Sarri non funziona alla Juve perché non ha l’ossessione per la vittoria, anzi in passato si è spesso crogiolato nella sconfitta
Chi si chiedeva, poco più di un anno fa, se Maurizio Sarri avrebbe cambiato la Juventus, imponendole una sua idea di calcio spettacolare, divertente, più estetica che utilitarista, forse ignorava che è semmai la Juventus a cambiare gli allenatori, imponendo uno stile, un linguaggio, una linea di condotta e una policy aziendale. Argomenti che fanno la differenza rispetto alle altre società e non si tratta solo di abitudine alla vittoria.
Paradossalmente il lungo stop del calcio avrebbe potuto favorire l’inserimento di Sarri nella “famiglia” bianconera: eccellente il ricordo dell’ultima partita contro l’Inter, il silenzio di tre mesi interrotto solo dal dialogo colto con Sandro Veronesi, la speranza che certe spigolature del toscano si fossero smussate e che la sua adesione al nuovo datore di lavoro fosse finalmente completata.
Personalmente non inseguo gli allenatori capipopolo, quelli che vanno sotto la curva per ingraziarsi gli ultras. Tralasciando il mito del Trap o di Marcello Lippi, nella storia recente ho apprezzato soprattutto Fabio Capello e Max Allegri, straordinari professionisti, tecnici preparatissimi, persone di mondo. Allegri, in particolare, lo avrei tenuto ancora a lungo ma è pur vero che se un ciclo è finito bisogna cambiare. In molti avrebbero voluto il ritorno di Antonio Conte (io no, resti pure dov’è), avrei preferito uno alla Simone Inzaghi o Roberto Mancini. Hanno scelto Sarri, invece, e hanno sbagliato. Dal Presidente in giù.
L’ennesima conferma viene dalle dichiarazioni di stamattina, vigilia di Bologna – Juventus, partita delicatissima dopo la sconfitta in Coppa Italia contro il “suo” Napoli e 180 minuti senza uno straccio di gol. Sembra che siano volati gli stracci con Pjanic e CR7. E che dice il Mister? “Non decido solo io”. L’allenatore nel pallone…

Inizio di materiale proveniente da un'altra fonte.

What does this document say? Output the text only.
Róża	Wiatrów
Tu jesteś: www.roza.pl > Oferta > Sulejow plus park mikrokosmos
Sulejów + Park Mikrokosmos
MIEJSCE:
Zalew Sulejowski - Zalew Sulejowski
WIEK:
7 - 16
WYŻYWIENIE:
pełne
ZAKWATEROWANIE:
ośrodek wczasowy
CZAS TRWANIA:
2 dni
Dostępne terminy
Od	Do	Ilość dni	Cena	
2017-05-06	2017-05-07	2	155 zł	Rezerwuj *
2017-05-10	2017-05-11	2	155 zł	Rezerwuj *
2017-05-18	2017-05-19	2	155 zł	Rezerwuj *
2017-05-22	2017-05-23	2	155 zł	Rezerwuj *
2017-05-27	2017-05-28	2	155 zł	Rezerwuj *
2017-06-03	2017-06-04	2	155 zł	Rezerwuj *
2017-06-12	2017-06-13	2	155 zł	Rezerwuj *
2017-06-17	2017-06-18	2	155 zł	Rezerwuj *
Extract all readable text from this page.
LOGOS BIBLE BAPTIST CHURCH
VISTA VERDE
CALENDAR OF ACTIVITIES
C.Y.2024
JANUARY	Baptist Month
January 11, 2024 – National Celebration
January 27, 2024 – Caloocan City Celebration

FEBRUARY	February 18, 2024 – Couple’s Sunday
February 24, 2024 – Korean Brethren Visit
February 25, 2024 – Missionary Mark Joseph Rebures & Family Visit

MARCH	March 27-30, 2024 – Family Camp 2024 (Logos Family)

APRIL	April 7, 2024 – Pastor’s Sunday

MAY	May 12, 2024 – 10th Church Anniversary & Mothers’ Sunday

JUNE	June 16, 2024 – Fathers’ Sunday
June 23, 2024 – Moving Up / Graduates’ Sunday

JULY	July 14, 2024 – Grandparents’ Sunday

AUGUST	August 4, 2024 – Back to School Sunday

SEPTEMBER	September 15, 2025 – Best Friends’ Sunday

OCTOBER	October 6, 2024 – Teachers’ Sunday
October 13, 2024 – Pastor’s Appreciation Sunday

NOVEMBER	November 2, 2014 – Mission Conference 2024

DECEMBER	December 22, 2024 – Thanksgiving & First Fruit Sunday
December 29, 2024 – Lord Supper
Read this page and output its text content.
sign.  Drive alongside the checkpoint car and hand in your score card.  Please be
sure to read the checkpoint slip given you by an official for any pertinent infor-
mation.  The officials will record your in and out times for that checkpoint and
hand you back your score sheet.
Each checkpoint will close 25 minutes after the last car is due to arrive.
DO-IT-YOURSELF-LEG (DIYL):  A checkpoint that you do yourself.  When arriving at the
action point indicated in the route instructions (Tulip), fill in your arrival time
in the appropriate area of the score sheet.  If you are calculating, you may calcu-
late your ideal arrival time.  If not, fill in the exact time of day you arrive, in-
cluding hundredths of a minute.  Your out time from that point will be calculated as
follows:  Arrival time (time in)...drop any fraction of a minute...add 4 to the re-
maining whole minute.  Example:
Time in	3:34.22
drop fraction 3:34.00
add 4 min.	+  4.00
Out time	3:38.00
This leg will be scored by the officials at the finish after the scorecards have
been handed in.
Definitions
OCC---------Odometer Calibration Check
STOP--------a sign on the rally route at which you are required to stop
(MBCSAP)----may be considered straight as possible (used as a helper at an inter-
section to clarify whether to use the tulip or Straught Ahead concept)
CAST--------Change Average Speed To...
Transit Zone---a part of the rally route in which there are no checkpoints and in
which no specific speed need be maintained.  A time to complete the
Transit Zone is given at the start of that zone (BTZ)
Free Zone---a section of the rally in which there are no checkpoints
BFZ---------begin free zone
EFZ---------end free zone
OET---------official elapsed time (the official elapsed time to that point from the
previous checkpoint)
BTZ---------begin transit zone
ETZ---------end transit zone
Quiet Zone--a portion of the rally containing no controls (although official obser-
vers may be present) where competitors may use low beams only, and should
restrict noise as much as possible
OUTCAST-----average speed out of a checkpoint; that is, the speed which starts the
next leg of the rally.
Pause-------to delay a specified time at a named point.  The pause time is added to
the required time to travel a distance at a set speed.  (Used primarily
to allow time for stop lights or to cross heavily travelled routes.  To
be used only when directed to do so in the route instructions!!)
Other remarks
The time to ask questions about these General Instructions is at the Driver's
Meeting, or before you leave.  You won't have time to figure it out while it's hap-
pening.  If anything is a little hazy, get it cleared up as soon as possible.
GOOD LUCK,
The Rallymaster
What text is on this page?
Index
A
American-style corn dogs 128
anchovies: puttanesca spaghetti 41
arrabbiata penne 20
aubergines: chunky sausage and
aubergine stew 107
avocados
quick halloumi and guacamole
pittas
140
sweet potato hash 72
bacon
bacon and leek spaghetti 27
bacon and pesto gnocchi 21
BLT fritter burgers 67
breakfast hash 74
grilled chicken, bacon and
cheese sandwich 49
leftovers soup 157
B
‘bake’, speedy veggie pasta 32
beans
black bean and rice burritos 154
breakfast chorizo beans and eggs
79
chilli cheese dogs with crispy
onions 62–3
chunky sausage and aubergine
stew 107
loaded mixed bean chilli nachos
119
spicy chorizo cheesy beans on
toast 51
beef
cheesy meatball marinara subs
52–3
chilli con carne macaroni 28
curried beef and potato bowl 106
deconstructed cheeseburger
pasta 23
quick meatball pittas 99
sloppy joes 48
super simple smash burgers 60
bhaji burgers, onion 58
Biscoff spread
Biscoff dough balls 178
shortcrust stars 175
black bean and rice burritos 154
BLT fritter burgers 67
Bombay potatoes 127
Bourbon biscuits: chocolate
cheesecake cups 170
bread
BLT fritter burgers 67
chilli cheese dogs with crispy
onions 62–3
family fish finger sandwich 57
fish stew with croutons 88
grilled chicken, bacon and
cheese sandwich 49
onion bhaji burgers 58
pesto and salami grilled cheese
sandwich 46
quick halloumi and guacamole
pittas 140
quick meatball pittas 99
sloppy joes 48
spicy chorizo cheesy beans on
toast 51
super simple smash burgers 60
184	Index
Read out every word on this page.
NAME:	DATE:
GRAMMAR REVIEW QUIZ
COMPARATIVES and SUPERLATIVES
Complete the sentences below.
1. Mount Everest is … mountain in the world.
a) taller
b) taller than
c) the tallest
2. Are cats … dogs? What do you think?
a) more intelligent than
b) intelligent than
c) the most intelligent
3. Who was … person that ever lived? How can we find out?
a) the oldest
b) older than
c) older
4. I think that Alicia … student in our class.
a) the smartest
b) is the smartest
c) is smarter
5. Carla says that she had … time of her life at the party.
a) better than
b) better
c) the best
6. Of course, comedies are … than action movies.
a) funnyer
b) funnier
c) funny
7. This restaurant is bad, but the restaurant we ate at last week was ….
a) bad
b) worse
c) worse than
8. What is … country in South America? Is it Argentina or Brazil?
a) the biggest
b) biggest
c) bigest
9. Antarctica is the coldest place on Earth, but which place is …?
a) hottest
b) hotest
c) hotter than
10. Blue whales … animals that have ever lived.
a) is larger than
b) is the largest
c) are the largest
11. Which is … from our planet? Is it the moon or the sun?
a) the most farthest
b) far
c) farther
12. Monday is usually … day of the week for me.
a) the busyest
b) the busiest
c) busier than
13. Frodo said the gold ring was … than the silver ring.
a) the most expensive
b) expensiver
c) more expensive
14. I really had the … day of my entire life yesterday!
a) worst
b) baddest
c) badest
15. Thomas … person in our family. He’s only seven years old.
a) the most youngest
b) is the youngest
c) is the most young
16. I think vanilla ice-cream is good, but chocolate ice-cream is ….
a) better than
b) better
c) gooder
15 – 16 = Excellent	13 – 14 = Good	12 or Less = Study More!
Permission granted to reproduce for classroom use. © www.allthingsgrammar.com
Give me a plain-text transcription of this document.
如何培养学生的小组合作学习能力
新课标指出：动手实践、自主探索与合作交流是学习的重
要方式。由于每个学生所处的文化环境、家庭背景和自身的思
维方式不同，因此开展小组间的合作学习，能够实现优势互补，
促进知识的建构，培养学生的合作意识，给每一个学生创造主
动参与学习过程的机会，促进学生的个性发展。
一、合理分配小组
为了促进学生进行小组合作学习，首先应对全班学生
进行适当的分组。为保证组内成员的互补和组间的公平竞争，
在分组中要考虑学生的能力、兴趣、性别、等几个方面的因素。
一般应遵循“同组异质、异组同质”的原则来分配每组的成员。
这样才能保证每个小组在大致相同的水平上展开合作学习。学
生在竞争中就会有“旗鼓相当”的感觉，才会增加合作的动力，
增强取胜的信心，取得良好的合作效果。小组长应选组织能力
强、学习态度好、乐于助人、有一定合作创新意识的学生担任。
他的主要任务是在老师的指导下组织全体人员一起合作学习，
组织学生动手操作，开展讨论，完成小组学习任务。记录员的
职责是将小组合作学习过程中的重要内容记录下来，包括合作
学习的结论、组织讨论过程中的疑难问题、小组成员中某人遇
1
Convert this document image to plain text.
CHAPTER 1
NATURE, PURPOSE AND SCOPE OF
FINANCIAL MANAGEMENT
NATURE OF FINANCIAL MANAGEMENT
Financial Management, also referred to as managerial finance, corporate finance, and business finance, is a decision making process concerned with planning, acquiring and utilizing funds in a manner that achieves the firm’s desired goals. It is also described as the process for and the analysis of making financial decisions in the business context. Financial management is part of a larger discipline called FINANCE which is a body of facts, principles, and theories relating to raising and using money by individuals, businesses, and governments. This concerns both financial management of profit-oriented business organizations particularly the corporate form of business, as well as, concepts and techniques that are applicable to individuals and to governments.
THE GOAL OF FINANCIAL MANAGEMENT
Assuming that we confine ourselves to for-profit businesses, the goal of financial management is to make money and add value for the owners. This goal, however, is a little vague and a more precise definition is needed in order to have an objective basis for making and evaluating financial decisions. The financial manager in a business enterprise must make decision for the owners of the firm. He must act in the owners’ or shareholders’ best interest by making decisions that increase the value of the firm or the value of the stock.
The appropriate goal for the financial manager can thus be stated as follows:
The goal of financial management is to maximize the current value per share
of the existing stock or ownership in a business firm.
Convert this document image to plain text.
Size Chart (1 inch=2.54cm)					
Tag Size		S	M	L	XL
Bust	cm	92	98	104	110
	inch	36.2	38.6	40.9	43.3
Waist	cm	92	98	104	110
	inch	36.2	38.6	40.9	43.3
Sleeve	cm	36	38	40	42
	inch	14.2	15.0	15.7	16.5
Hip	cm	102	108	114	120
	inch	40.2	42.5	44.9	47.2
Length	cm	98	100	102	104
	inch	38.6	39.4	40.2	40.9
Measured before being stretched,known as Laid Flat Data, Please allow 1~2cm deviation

Sosteneva di essere contro il palazzo e invece noi siamo il palazzo
Ennesima riprova che Sarri non è adatto alla Juve e la Juve non è casa sua. Cominciamo col dire che i nostri allenatori si presentano in panchina in giacca e cravatta come vuole la divisa sociale, non in tuta tipo dopolavoro ferroviario. Che la barba deve essere rasata, il filtro delle sigarette stretto tra i denti lo rende impresentabile e che bisogna evitare di scaccolarsi in pubblico. In conferenza stampa il turpiloquio non è ammesso, le dichiarazioni vanno ponderate e concordate in linea con l’ufficio stampa.
In una vita normale sono quasi certo che potrei diventare amico di Sarri, condivideremmo passioni letterarie e ci divideremmo sulla politica, perché l’uomo è intelligente e curioso. Il calcio, però, è un’altra cosa e tutti quei dubbi che mi attanagliano da un anno sono ormai certezze. Sarri non funziona alla Juve perché non ha l’ossessione per la vittoria e anzi in passato si è spesso crogiolato nella sconfitta. Sosteneva di essere contro il palazzo e invece noi siamo il palazzo. E’ schiavo degli schemi e dei fraseggi, quando invece il calcio è semplice, potenza, forza fisica, verticalizzazione, tiri in porta.
Sarri parla troppo e a sproposito, non ha un’idea di squadra o forse non riesce a chiarircela. È discontinuo come Maifredi (altro profeta del fallimento), alterna partite eccezionali a figuracce contro avversari non irresistibili (Lecce, Napoli, Verona, Lione). Ha già perso due finali secche e in due partite contro la Lazio ha subito sei gol. È vero, ricomincia il campionato ancora in testa e in Champions League può ragionevolmente sperare di accedere ai quarti. Non dico che questa Juventus, con Ronaldo, Dybala, De Ligt, Bonucci, potrebbe allenarla anche Oronzo Canà, e non credo proprio all’effetto pancia piena. Però la Juve è la Juve, ti hanno dato una Formula Uno e la guidi come una City Car. L’organico è ancora nettamente superiore, certo potrebbe non bastare e ci sta che dopo otto anni non si vinca ancora. Persa la Coppa Italia, restano ancora due traguardi. Comunque vada, Maurizio Sarri e la Juventus si devono separare. Logico lasciarsi dopo un anno senza vittorie, logico ancora di più se riuscirà a portare a Torino la Coppa con le orecchie o il nono scudetto. Sfumature non proprio indifferenti per un destino comunque segnato.